Mimo dość pokaźnej objętości książki, liczba potraw w poszczególnych działach jest stosunkowo niewielka. Zup jest jedynie 46, za to nie ma tam przepisów pod hasłem „innym sposobem”, „inaczej”, „inny barszcz” itd., czyli licznych wariantów dań tak popularnych w książkach kucharskich jeszcze całkiem niedawno.
Dyscyplina towarzyszy kolejnym działom - dań z wołowiny autorka wymienia 52, z cielęciny - 38, z baraniny - zaledwie 15, a z powszechnie dostępnej i niedrogiej wieprzowiny - tylko 37. Dań z ryb, raków, ostryg i „żabek” jest tu za to aż 54. Dominują tańsze „potrawy z jaj i mąki” oraz mieszane – mączno - mięsne a więc oszczędnościowe. Proporcje ciast i słodyczy do całej reszty zawartości (w sumie 126 nie licząc konfitur, marmolad i słodkich przetworów) świadczą o kulinarnych upodobaniach epoki.
Dodatek stanowią praktyczne porady gospodarskie (np. sposób wyrabiania kitu), propozycje obiadów na cały rok oraz - od tego książka Bogackiej się zaczyna - zbiór zasad savoir-vivre’u, sposobów przyjmowania gości, wyposażenia domu prowadzącego salon. Książka kucharska opowiada o menus i sposobach zachowania na balach, rautach, przyjęciach, żurfiksach, „poufnych spotkaniach, herbatach i wieczorkach”. Oraz zawiera uwagi dotyczące wystroju i… stroju.
Sam koniec wieku XIX zapowiada więc treść książek kucharskich, która niebawem stanie się niezwykle popularna (zasady i sposoby przyjmowania gości), a z czasem - jako temat - uzyska książkową niepodległość będąc autonomicznym tematem wielu publikacji. Podejście Bogackiej do zasad dobrego wychowania (i do gotowania) jest pragmatyczne i zapewne tym właśnie, szczerym stawianiem spraw, zdobyła tak ogromną popularność.

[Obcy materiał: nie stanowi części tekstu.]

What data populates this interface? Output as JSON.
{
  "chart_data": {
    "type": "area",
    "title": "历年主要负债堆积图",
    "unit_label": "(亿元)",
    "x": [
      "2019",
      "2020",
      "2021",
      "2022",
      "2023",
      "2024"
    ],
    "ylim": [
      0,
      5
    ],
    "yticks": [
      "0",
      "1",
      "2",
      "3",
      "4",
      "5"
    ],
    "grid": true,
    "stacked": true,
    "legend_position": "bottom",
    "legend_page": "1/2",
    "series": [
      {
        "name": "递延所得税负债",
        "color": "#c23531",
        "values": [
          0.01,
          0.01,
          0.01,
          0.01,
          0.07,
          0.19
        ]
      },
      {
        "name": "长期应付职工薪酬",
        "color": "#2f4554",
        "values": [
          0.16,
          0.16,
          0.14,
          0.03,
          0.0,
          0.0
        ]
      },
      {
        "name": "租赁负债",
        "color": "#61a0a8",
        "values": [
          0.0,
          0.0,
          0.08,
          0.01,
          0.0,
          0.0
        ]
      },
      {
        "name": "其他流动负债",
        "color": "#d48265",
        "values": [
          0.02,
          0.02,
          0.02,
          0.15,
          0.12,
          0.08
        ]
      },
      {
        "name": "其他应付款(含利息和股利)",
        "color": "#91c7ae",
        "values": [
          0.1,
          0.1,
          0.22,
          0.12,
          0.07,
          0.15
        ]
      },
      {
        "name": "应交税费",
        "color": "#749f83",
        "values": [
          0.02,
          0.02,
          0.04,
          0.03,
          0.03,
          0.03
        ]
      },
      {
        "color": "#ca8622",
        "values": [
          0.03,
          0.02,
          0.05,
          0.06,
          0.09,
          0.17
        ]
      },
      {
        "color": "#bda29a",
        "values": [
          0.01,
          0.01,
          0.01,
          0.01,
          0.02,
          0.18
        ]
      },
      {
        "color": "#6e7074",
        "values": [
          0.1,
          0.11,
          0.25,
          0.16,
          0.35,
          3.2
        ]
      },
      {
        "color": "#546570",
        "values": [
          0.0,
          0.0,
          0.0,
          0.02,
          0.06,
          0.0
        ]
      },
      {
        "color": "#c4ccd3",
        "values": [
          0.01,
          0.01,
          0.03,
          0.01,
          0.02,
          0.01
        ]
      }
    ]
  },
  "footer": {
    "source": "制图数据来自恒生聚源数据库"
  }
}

- Zdarza się często, że mamy wielką ochotę wyjść z domu: a wtem gość nadchodzi… Prawdziwa znajomość świata wymaga: nie dać poznać po sobie nieprzyjemnego uczucia, doznawanego w tej chwili i poświęcić własną spodziewaną przyjemność w celu okazania grzeczności dla odwiedzającej nas osoby - pisze bez ogródek. W innym miejscu: - Niech Bóg uchowa każdego od rozmów o polityce - zwłaszcza, jeśli biesiadnicy są przekonań odmiennych!

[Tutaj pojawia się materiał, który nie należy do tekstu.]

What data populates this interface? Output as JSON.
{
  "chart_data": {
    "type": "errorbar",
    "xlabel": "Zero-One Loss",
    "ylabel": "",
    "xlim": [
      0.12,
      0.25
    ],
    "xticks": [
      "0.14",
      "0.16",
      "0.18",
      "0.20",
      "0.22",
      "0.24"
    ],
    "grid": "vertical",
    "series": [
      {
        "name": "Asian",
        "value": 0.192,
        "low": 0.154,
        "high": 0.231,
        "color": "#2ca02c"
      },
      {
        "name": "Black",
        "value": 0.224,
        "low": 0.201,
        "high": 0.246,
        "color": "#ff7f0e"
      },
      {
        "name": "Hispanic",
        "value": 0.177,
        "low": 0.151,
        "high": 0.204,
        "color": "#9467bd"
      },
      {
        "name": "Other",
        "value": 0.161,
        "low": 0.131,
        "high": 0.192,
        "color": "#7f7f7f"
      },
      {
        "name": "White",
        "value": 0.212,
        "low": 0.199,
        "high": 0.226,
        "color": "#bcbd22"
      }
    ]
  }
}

Przypomina to słynne, starsze o stulecie, francuskie podręczniki wydawania przyjęć i rozprawy o jedzeniu, zresztą na Anthelme’a Brillat-Savarina Bogacka powołuje się w przedmowie. Zresztą, pomimo galicyjskiego obywatelstwa i sympatii (kilka austriackich przepisów, wspomnienie „członków Najdostojniejszej Cesarskiej Rodziny”), autorka często spogląda ku Francji. Trzeba jednak zaznaczyć, że o ile książka Biełozierskiej wyraźnie adresowana jest do gotującej i oszczędnej czytelniczki, w "Powszechnej kuchni swojskiej" składnikami szafuje się raczej hojnie i często wspomina się o służbie. To już ostatni raz. Tak wyczekiwana nowoczesność w końcu nadejdzie.
Tort czekoladowy.
Fot. Tracy Hunter. Creative Commons BY 2.0
„Tort czokoladowy” z "Powszechnej kuchni swojskiej"

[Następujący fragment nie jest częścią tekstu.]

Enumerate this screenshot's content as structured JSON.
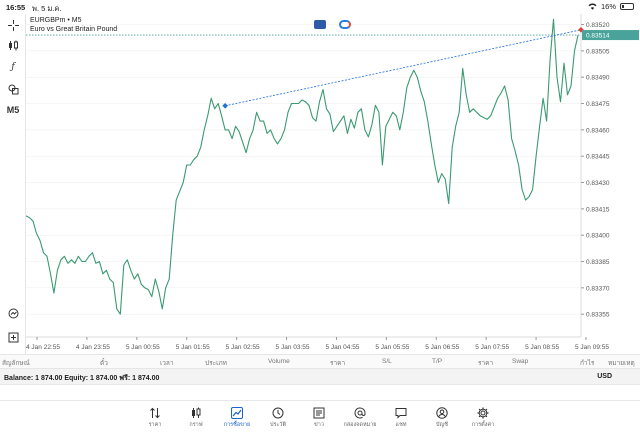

Pół kilograma oczyszczonych migdałów ususzyć, utłuc je miałko wraz z szarą łuską i przełożyć do makutry, dodać 32 dkg cukru miałkiego, wbić po jednemu 24 żółtka i wycierać ciągle w jednę stronę przez godzinę. Potem dodać 1/2 kg dobrej utartej czekolady, 6 g cynamonu, ubitą pianę z 12. białek - i to ostrożnie wymieszać. W końcu nasmarować formę tortową niesolonem masłem, wysypać tartym sucharkiem, przełożyć weń masę i upiec. Po wyjęciu ulukrować tort i ubrać podług gustu.
Mikserem, robotem lub blenderem pracuje się szybciej niż w makutrze. Nie trzeba ucierać godzinę, wystarczy osiągnąć jednolitą, gładką masę. Piec w 170-175 stopniach przez 30-40 minut, sprawdzać patyczkiem.